ナビに目的地はハッキリと記載されているが、道中に土砂崩れや路盤沈下がありそうでエンジンを踏み込めない。


 『悠奈においしいチョコレートを作ってもらう』という目標は、早くも黄色信号になった。


「……何を、カゴにいれてらっしゃいますか?」

「なに、変な敬語使っちゃって……。手作りチョコの材料に決まってるじゃん」

「そんなドヤ顔で言い切られても……」


 集合写真での一枚なら、完璧だった。


 悠奈は、手取り良くキャベツやキュウリをビニールに詰めていく。チョコに添えるサラダでも料理しようと言うのだろうか。


 まさか自身のチョコを味見しないことは無いだろうから、このままでは彼女が苦悶の表情で学校に登校してくることになる。腹を下して健介もろとも保健室へ強制送還されかねない。


 正義を常に追い求める性格の悠奈が、中途半端に妥協して無難な代物を創造するはずがない。出来栄えが両極端に振れるのは、彼女と接した人ならだれでも容易に思い描ける。


 ……これ、どうするんだ……?


 運命を変えられるのは、現状やる気の無い健介だけだ。


「……悠奈、その野菜をどう使うつもりなんだ?」

「作り方を聞いても良いの? 楽しみが半減しちゃうよ?」

「……苦しみが減るなら何でもいい」


 赤、緑、黄色と色とりどりのものを買い物かごに入れた悠奈から、捻った心を掴むことは出来なかった。ドッキリ企画なら、ドッキリ大成功の看板を立ててもらいたいものだ。


「……まず、この野菜たちとチョコレートをミキサーに入れます」

「ただの野菜スムージーだぞ、それ」


 彼女の事だからキャベツの葉をチョコレートの内部に押し込むのではないか、と危惧していた健介は考え無しだった。目の前の幼馴染は、熱血バカのスポーツ少女で無いのを忘れていた。


 チョコレート作りでミキサーという単語が登場するのは初めて。泡立てて生クリームの食感でも出そうと言うのか。独特の苦味成分をねじ込んだネタにも出来ないチョコにならないことを祈るばかりである。


 ひとまず、悠奈の構想を最後まで洗いざらいさらけ出しておく。そうしないと、対策が立てられない。


「……それで、その後は?」

「ぐちゃぐちゃにしたものを、冷凍庫で固めるんだよ? カッチンコッチンに凍ったら、私流チョコレートの出来上がり!」

「やめとけ」


 脊髄反射で、ストックしていた完全否定の文言が健介の喉を飛び出した。底なし沼へ足を踏み入れようとしている人がいたら、後ろに張り倒して防ぐのは当たり前である。
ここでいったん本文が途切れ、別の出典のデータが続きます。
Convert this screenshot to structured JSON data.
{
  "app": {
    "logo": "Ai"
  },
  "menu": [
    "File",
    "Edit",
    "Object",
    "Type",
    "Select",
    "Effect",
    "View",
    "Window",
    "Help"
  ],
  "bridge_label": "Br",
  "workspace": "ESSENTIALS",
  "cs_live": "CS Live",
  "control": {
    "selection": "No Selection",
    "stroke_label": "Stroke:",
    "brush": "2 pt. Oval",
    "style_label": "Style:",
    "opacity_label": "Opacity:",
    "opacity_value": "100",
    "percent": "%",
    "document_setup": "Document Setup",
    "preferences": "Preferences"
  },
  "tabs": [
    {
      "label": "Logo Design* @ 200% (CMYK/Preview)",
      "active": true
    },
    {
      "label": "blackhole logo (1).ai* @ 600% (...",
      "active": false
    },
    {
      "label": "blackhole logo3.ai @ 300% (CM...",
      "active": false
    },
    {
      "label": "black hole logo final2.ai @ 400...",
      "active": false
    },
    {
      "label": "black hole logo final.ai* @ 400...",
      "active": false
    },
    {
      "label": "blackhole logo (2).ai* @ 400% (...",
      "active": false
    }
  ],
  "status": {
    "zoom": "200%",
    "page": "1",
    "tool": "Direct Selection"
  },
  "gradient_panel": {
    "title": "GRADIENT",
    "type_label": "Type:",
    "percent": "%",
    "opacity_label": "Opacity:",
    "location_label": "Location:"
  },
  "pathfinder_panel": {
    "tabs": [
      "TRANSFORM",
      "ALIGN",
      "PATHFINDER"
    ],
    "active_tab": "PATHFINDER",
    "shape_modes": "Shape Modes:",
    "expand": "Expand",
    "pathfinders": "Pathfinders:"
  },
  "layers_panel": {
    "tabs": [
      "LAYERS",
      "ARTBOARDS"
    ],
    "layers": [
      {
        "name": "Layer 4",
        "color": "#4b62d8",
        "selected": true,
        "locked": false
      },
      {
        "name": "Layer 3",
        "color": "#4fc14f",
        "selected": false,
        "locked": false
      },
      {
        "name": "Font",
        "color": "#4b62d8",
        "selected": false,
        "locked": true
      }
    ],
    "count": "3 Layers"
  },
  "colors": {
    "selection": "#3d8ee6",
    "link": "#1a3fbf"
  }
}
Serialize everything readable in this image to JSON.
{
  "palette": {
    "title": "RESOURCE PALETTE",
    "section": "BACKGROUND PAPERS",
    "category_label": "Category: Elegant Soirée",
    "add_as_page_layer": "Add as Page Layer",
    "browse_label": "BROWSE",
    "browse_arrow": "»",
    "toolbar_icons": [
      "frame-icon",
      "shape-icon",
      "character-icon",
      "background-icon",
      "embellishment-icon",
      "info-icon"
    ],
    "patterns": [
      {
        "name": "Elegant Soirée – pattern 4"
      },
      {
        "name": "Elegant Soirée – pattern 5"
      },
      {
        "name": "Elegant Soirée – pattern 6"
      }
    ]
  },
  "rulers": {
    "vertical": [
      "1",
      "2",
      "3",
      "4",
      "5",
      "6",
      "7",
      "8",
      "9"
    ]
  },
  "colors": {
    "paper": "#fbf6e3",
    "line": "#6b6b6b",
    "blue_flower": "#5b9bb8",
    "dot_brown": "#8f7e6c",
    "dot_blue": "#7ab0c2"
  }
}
 チョコレートを砕くまでは正当な手順を踏んでいるが、生チョコは生クリームや牛乳を投入しなくてはならない。何にせよ、ミキサーはいかなるチョコも不正解にする地雷なのだ。


「……調べてみたか、インターネットで?」

「それが、繋がらなかったんだ……。折角続きを描こうと思ってたデジタル漫画も、明日に延期しないといけなくなったし……」


 これまで微笑を崩さなかった悠奈が、大きく地面がえぐれそうなため息をついた。


 現代文明の申し子が、無策にレシピを放棄はしない。この予想は正しくインターネット回線の問題で、検索不能に陥っていただけであった。健介がこの仮説と心中していたかどうかは別のお話である。


 ……漫画の方が、チョコよりもダメージが大きいんだな……。


 彼女の唯一と言っていい内向きの趣味が、絵描きである。漫画を読むと健介でも簡単に描けそうに思えるのだが、いざペンを持ってみると全く進まない。


 数多くの大賞にも応募していて、その精力は測りかねる。オリジナルキャラクターを架空の世界で動かすことが楽しいらしく、同人誌で稼ぐ気は無いそうだ。


「……悠奈、よく聞いてくれよ」

「なあに? 漫画のリクエストなら順番待ちだよー」


 これ以上猛獣を野放しにしていては、何をされるか予測できたものではない。


 健介は、半ば強引に電動首輪を取り付けようとした。


「チョコレートづくりに使うのは、生クリームとチョコとココア。これだけにしとけ」

「それだと、生チョコに限定されちゃう……」

「作り方分かってるのかよ」


 ゲテモノ愛好家と勘違いされている。野菜スムージーのチョコ入りなど、犬猫にも食わせられない。食料廃棄と同義だ。


「……変な物作ってきたら、半分食べてもらうからな」

「……健介は、厳しいなぁ……」


 堅牢に籠って徹底抗戦の構えを見せた悠奈も、爆風の巻き添えには耐えきれないと判断した。誠に賢明なお方である。


 ともかく、茶色の正体不明な液体を口にする事態は避けられたのであった。